Presente em grande parte do território nordestino, o bioma Caatinga é um dos símbolos da identidade natural do estado do Ceará e abriga uma biodiversidade singular que pode ser observada de perto no Parque Arvorar, em Aquiraz.
Mais do que um espaço de lazer e contemplação, o parque surge como uma oportunidade para moradores e turistas conhecerem espécies de aves típicas desse ecossistema, muitas delas pouco vistas fora de seu habitat natural. A proposta do Arvorar é justamente aproximar o público da fauna regional, despertando o olhar para a importância da preservação ambiental no estado.
A maior parte das aves que vivem no parque é nativa da Caatinga, bioma que ocupa cerca de 10% do território nacional e influencia diretamente a paisagem, a cultura e o modo de vida de milhões de nordestinos. No Ceará, essa relação é ainda mais profunda, já que a vegetação característica da Caatinga faz parte da identidade de diversas regiões do interior.

Ao reunir educação ambiental e turismo em um só lugar, o Arvorar se consolida como um dos espaços mais interessantes para quem deseja entender melhor a riqueza natural cearense. A experiência vai além da observação das aves: ela convida o visitante a refletir sobre a necessidade de proteger um bioma que existe apenas no Brasil e que desempenha papel essencial no equilíbrio ambiental do Nordeste.
Em um momento em que a preservação da natureza se torna cada vez mais urgente, iniciativas como a do Arvorar mostram que conhecer também é uma forma de conservar.
O que é a Caatinga e por que ela importa
A Caatinga é um bioma semiárido, marcado por vegetação adaptada à escassez de água, com espécies que florescem e se transformam conforme o ritmo das chuvas. É um celeiro de biodiversidade, com alto índice de espécies endêmicas, ou seja, que só existem ali. Sua importância vai além da fauna e flora: a Caatinga exerce papel essencial na regulação climática, na manutenção dos ciclos hídricos e na proteção do solo contra a desertificação. Preservá-la é também proteger comunidades humanas, culturas tradicionais e o equilíbrio ambiental do Brasil.

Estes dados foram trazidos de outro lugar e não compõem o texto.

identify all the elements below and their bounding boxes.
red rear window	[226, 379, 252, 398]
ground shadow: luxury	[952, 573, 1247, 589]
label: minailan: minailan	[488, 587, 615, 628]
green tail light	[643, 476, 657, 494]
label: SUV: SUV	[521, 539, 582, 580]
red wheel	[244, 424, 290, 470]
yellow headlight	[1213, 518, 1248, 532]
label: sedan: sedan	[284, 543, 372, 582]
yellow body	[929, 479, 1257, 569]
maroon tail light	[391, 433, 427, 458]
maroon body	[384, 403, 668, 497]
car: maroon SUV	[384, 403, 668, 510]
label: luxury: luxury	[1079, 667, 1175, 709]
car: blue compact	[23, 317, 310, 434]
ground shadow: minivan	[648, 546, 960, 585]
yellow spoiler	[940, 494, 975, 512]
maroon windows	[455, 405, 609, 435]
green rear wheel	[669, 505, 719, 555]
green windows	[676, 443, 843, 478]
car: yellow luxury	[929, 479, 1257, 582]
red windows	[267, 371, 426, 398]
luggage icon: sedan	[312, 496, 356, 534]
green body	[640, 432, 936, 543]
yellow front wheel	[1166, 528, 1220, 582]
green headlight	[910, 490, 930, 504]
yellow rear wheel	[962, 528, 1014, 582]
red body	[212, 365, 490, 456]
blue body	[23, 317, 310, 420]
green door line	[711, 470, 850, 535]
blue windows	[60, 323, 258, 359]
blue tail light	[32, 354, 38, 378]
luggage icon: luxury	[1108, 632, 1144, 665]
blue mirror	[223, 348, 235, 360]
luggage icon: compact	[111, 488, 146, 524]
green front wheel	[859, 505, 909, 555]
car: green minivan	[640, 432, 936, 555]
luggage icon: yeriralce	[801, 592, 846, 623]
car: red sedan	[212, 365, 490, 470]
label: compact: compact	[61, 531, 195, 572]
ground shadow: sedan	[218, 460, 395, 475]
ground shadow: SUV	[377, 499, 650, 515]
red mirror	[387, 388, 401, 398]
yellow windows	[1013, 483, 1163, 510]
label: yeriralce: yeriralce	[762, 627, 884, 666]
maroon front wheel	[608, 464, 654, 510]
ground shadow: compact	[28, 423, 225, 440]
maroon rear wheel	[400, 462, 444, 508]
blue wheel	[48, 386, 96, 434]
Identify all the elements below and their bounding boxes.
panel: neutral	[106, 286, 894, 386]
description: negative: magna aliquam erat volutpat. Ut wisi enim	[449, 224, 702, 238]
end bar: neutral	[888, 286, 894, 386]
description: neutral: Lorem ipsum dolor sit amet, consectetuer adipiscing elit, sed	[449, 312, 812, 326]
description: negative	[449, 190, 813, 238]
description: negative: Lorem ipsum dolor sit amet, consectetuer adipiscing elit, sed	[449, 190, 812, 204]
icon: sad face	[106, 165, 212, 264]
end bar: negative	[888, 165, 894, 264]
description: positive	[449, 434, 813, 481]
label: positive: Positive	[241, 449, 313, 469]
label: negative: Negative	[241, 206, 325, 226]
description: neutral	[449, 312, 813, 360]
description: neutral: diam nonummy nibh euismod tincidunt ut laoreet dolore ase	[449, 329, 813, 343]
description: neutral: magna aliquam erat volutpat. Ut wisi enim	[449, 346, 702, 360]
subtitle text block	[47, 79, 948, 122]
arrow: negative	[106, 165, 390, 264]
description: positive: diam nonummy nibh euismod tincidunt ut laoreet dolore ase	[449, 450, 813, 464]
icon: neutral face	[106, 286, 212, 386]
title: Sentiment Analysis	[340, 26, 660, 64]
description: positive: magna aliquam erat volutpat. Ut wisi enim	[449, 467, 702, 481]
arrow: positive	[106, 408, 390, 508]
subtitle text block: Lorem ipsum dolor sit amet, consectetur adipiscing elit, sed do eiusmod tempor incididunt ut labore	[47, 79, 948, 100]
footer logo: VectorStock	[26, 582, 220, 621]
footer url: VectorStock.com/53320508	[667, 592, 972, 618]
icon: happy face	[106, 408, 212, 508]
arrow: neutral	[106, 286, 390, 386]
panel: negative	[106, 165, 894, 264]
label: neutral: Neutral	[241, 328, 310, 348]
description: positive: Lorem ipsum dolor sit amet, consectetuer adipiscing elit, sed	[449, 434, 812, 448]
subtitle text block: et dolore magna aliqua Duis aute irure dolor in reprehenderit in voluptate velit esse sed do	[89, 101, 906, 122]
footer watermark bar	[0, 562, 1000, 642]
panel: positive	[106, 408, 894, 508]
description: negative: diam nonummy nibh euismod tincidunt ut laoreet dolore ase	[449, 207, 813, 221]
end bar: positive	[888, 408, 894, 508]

Aves símbolo e conservação no Arvorar
Entre os destaques do parque estão a jandaia-verdadeira (Aratinga jandaya) e o periquito cara-suja (Pyrrhura griseipectus), protagonistas do projeto Refauna Arvorar, iniciativa voltada ao repovoamento de aves nativas do Ceará ameaçadas de extinção. O projeto é realizado em parceria com as ONGs Associação Caatinga e Aquasis.
Logo na entrada do parque, os visitantes são recebidos por um grande portal em formato de jandaia, esculpido pelo artista cearense Narcélio Grud. A escolha não é por acaso: com sua plumagem vibrante e canto marcante, a ave é um símbolo da fauna cearense e da exuberância escondida na Caatinga, podendo ser encontrada também em áreas de transição para a Mata Atlântica e em bordas de florestas tropicais.
Já o periquito cara-suja carrega uma história de resistência. Espécie social, vive em bandos familiares de até 15 indivíduos e depende de ambientes específicos. Ameaçada de extinção, principalmente por conta do tráfico ilegal de animais silvestres, é encontradaa em zonas de Mata Atlânica úmida e em áreas de transição com a Caatinga.
Outras espécies que encantam visitantes
Outro destaque é o periquito-da-caatinga (Eupsittula cactorum), ave inteligente e sociável, conhecida pela capacidade de imitar sons, características que, infelizmente, também a tornaram alvo do tráfico ilegal. Com cerca de 25 cm, chama atenção pelas cores vivas que misturam verdes, amarelos e tons alaranjados.
Já a pomba asa-branca (Patagioenas picazuro) é mais uma preciosidade da Caatinga. Além de presença marcante no parque, ocupa um lugar especial na cultura nordestina. Com a faixa branca nas asas que inspirou seu nome, a ave atravessa campos, cerrados e cidades, eternizada na música de Luiz Gonzaga e Humberto Teixeira como símbolo de resistência e saudade.
Ao reunir essas espécies em um ambiente imersivo, o Parque Arvorar se posiciona como um espaço de sensibilização e encantamento. A proposta é aproximar as pessoas da natureza para que o cuidado com o meio ambiente deixe de ser apenas um conceito e se torne uma experiência vivida.
O convite é para olhar com outros olhos o bioma que pulsa vida onde muitos veem apenas seca e descobrir que, entre galhos retorcidos e cantos vibrantes, existe um dos ecossistemas mais ricos e resilientes do Brasil.